いじめっこが、真ん中で泣きそうになっている由依を囲んでいた。
『やめろおまえらっ!!』
『うわぁ!礼依だ!にっげろー』
いじめっこの子供達が、幼いときの自分が現れた途端にわっと散っていく。
全員が消えていなくなると、幼い頃の自分は由依を振り返って、大丈夫か、といつもの台詞。

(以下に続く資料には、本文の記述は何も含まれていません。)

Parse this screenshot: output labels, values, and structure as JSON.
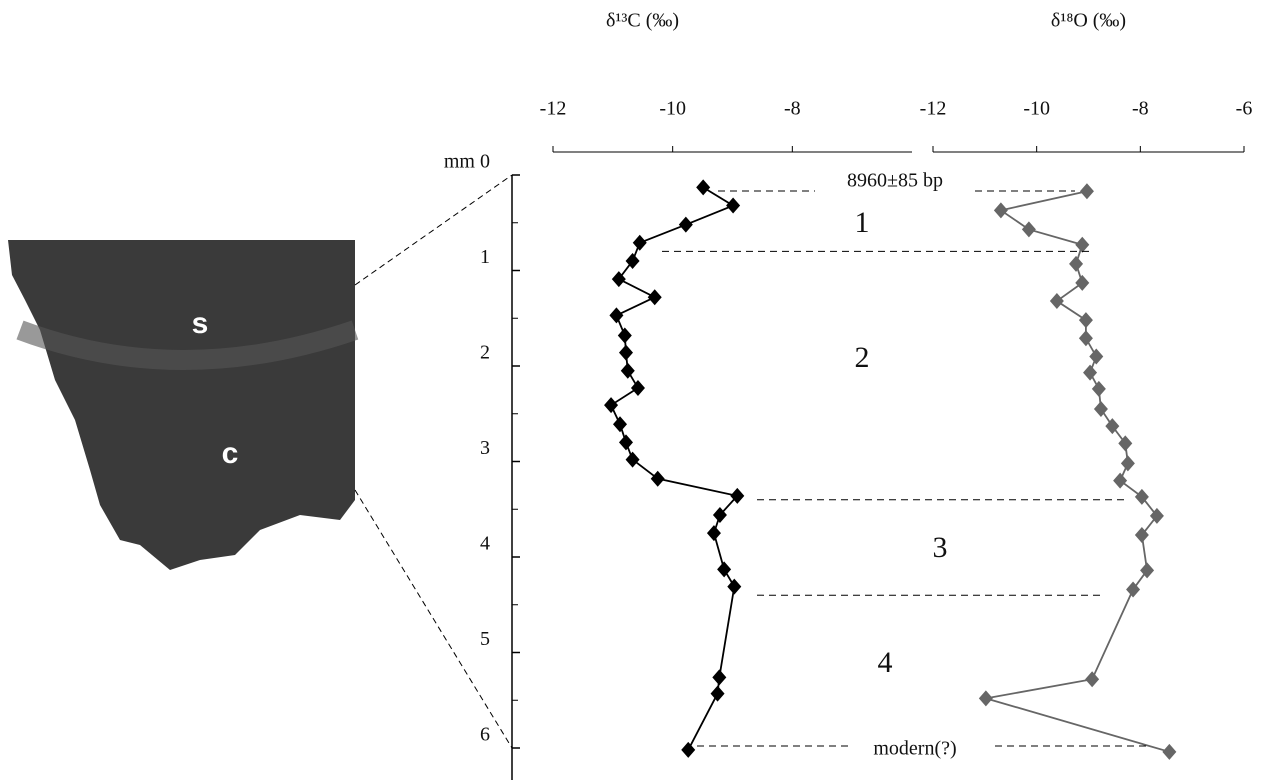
{
  "chart_data": [
    {
      "type": "line",
      "xlabel": "δ¹³C (‰)",
      "color": "#000000",
      "xlim": [
        -12,
        -6
      ],
      "xticks": [
        -12,
        -10,
        -8
      ],
      "ylim": [
        0,
        6
      ],
      "yticks": [
        {
          "value": 0,
          "label": "mm 0"
        },
        1,
        2,
        3,
        4,
        5,
        6
      ],
      "x": [
        -9.49,
        -8.99,
        -9.78,
        -10.55,
        -10.67,
        -10.9,
        -10.3,
        -10.94,
        -10.8,
        -10.78,
        -10.75,
        -10.58,
        -11.03,
        -10.88,
        -10.78,
        -10.67,
        -10.25,
        -8.92,
        -9.21,
        -9.31,
        -9.14,
        -8.97,
        -9.22,
        -9.25,
        -9.74
      ],
      "values": [
        0.13,
        0.32,
        0.52,
        0.71,
        0.9,
        1.09,
        1.28,
        1.47,
        1.68,
        1.86,
        2.05,
        2.23,
        2.41,
        2.61,
        2.8,
        2.98,
        3.18,
        3.36,
        3.56,
        3.75,
        4.13,
        4.31,
        5.26,
        5.43,
        6.02
      ]
    },
    {
      "type": "line",
      "xlabel": "δ¹⁸O (‰)",
      "color": "#666666",
      "xlim": [
        -12,
        -6
      ],
      "xticks": [
        -12,
        -10,
        -8,
        -6
      ],
      "ylim": [
        0,
        6
      ],
      "x": [
        -9.03,
        -10.69,
        -10.15,
        -9.12,
        -9.24,
        -9.12,
        -9.61,
        -9.05,
        -9.05,
        -8.85,
        -8.97,
        -8.8,
        -8.76,
        -8.54,
        -8.29,
        -8.24,
        -8.39,
        -7.97,
        -7.68,
        -7.97,
        -7.87,
        -8.14,
        -8.93,
        -10.98,
        -7.44
      ],
      "values": [
        0.17,
        0.37,
        0.57,
        0.73,
        0.93,
        1.13,
        1.32,
        1.52,
        1.71,
        1.9,
        2.07,
        2.24,
        2.45,
        2.63,
        2.81,
        3.02,
        3.2,
        3.37,
        3.57,
        3.77,
        4.14,
        4.34,
        5.28,
        5.48,
        6.04
      ]
    }
  ],
  "annotations": [
    "8960±85 bp",
    "modern(?)"
  ],
  "zones": [
    "1",
    "2",
    "3",
    "4"
  ],
  "boundaries": [
    0.8,
    3.4,
    4.4
  ],
  "photo": {
    "labels": [
      "s",
      "c"
    ]
  }
}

由依はただうつむいたままうなずくだけ。
『また何かあったら俺に言えよ?俺が絶対由依のこと守ってやるからな?』
幼い礼依が、由依を支えて歩きだす。
二人の姿が光に溶けるように消えていく。 これは、あの時眠り空間で見たものと同じ。
『守ってもらいたくなんてなかった……』
視線を向けるとそこに、由依が立っていた。 同じ。
『礼依に守られるのが嫌だった』
右隣にもう一人。
これも同じ。
『僕だって礼依に守られなくても平気だったのに』
背後にまた現れる。
そしてこれも。
『礼依が嫌いだった』
正面。
無表情な由依が、冷たい色をたたえた瞳で、こちらを見つめていた。
これが由依の本心だったのだ。
今の自分とまるで同じ。
『僕だって、君のことを憎んでいたよ』
『僕だって、君のことを幾度も殺そうかと思ったよ』
『僕はそれでも我慢していたのに、君は僕に手をかけた』
「ごめん……由依……」
自分が由依を傷つけていた。
ずっと傷つけてきた。
それでも由依は黙っていてくれたのに、自分はそれを裏切った。
どんなに謝ろうと許されるもののはずがない。
それだけのことを、自分はしてしまった。 そしてもう、すべては遅い。
『礼依……』
びくりと、体が強張った。
『でも僕は、それでも礼依が好きなんだよ』
「え……?」
耳を疑って、顔を上げた瞬間だった。
視界一杯に光の洪水が広がった。
光が晴れていく。
咄嗟にかばった目から腕を下ろした。
目の前に夢使いの姿があった。
『どうだった、礼依。これが由依の真実だよ。これを知って、君はどう感じている?』
夢使いがじっと、真っ直ぐに自分を見つめる。